Consider caricature. In Holy Terror, Frank Miller lays down some of the most exciting and on-the-mark caricatures of contemporary political figures from Dick Cheney to Barack Obama with the same apparent ease that he catapults his heroes across rooftops.
And take another look at the previously-cited physicality of the human bodies in Miller’s book, particularly as they collide with each other. Human objects read on the page as being graceful, and…beautifully ugly. Densely textured and warped in shape, the human forms nonetheless shift their weight across the pages, pulled by their heavy black shadows through the overlapping white rain textures, fuzzy lines and solid white of their world.
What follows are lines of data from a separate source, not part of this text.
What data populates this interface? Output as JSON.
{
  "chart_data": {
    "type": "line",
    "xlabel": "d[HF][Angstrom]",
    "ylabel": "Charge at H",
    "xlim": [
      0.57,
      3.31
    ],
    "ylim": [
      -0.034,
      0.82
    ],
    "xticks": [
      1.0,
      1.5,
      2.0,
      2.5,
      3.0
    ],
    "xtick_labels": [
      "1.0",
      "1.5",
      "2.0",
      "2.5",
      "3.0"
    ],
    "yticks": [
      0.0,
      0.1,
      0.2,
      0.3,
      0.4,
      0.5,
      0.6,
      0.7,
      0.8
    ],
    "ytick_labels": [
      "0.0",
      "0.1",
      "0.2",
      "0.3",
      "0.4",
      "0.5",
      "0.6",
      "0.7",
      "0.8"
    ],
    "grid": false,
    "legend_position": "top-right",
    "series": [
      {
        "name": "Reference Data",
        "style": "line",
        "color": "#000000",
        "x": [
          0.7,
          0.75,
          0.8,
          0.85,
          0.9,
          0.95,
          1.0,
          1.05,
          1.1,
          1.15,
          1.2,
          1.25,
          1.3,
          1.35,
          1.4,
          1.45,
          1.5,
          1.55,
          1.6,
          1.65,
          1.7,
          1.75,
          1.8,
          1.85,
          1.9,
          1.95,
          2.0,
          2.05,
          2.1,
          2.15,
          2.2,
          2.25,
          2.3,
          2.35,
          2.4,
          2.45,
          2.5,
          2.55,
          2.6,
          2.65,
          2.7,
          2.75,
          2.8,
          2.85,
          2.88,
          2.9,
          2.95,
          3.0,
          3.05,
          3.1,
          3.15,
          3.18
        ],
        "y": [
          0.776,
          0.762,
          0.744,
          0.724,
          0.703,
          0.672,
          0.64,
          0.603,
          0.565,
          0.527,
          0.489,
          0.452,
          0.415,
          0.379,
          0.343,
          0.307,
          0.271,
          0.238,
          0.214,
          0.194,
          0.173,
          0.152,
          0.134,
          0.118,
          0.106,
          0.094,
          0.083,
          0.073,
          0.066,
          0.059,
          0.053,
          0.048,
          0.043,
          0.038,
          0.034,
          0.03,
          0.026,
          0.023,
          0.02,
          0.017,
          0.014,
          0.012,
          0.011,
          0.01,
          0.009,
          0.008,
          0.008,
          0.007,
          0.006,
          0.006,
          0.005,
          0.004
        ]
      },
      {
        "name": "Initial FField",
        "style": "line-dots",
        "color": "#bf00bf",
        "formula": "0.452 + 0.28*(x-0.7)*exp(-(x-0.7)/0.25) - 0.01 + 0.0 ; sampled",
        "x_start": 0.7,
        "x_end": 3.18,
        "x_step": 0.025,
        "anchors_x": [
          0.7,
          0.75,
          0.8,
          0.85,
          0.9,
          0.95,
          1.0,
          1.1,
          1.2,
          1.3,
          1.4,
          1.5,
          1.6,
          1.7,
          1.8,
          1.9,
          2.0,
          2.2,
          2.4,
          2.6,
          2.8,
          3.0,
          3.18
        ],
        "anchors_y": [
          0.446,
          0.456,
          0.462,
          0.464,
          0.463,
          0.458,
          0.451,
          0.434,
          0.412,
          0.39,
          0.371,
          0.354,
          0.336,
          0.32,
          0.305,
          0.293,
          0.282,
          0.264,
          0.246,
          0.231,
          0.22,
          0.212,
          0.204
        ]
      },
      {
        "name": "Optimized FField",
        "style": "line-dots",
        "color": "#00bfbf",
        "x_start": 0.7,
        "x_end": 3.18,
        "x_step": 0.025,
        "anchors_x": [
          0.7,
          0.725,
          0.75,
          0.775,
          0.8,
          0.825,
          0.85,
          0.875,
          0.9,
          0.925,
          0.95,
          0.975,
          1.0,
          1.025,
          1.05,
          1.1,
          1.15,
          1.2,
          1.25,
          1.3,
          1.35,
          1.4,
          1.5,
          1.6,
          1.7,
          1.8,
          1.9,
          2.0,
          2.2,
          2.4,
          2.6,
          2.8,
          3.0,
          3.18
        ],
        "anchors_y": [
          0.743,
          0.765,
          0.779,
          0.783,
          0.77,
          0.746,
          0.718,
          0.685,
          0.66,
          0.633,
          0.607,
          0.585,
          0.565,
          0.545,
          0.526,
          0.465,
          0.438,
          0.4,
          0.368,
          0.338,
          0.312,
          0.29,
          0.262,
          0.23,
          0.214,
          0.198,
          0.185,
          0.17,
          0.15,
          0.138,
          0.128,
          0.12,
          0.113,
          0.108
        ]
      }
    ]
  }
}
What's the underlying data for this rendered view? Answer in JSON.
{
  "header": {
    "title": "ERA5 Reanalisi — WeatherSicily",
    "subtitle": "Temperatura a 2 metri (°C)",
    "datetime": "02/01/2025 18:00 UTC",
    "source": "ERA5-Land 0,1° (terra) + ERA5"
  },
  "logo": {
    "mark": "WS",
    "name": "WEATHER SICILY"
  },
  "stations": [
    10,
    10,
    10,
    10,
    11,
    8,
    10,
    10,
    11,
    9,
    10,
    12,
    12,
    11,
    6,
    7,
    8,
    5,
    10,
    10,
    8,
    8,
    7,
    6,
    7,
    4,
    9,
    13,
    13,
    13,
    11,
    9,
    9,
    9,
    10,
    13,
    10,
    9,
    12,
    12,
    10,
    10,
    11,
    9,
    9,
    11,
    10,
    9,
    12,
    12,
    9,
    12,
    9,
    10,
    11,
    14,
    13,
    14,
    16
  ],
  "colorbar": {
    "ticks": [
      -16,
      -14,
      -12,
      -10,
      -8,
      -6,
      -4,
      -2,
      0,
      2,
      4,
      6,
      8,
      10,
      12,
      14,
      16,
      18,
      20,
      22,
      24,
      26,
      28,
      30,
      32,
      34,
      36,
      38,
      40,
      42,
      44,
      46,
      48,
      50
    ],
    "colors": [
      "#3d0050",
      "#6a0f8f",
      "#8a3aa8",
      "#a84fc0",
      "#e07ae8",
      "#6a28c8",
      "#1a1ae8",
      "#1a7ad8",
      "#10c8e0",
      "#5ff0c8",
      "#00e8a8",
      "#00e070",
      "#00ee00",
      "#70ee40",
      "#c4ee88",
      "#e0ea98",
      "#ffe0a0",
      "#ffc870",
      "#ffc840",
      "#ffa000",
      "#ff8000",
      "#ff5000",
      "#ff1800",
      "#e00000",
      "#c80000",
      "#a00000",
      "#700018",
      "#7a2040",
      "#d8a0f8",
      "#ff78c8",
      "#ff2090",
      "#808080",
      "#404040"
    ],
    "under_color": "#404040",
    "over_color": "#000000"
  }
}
I’d like to see Daniel Clowes do that.
Miller shifts the weight balance of his pages and his figures and his characters (and plot) move like pinballs, more at the mercy of gravity than of “literary” writing’s notion of inhibition. Stripping his characters of story-contrived inhibitions, Miller invites the reader to also abandon caution and to bound recklessly forward until the final page turn stops all momentum cold.
There are different schools of comics and Miller belongs to a school that asks us to do away with timidity, inhibition, self-doubt, and yes, self-reflection as well. To make assumptions and then assume those are right. To reflexively react, rather than dilute the purity of intention with rationalization or cerebral analysis. Or compassion.
Holy Terror is a mean book, make no mistake about it. It’s an angry and unfair accusation and cry for revenge against a vague shadow of a notion. However, the same qualities that make Miller an intellectually incurious xenophobe are the qualities that make him a graphic artist capable of such emotionally-driven forward-momentum markmaking.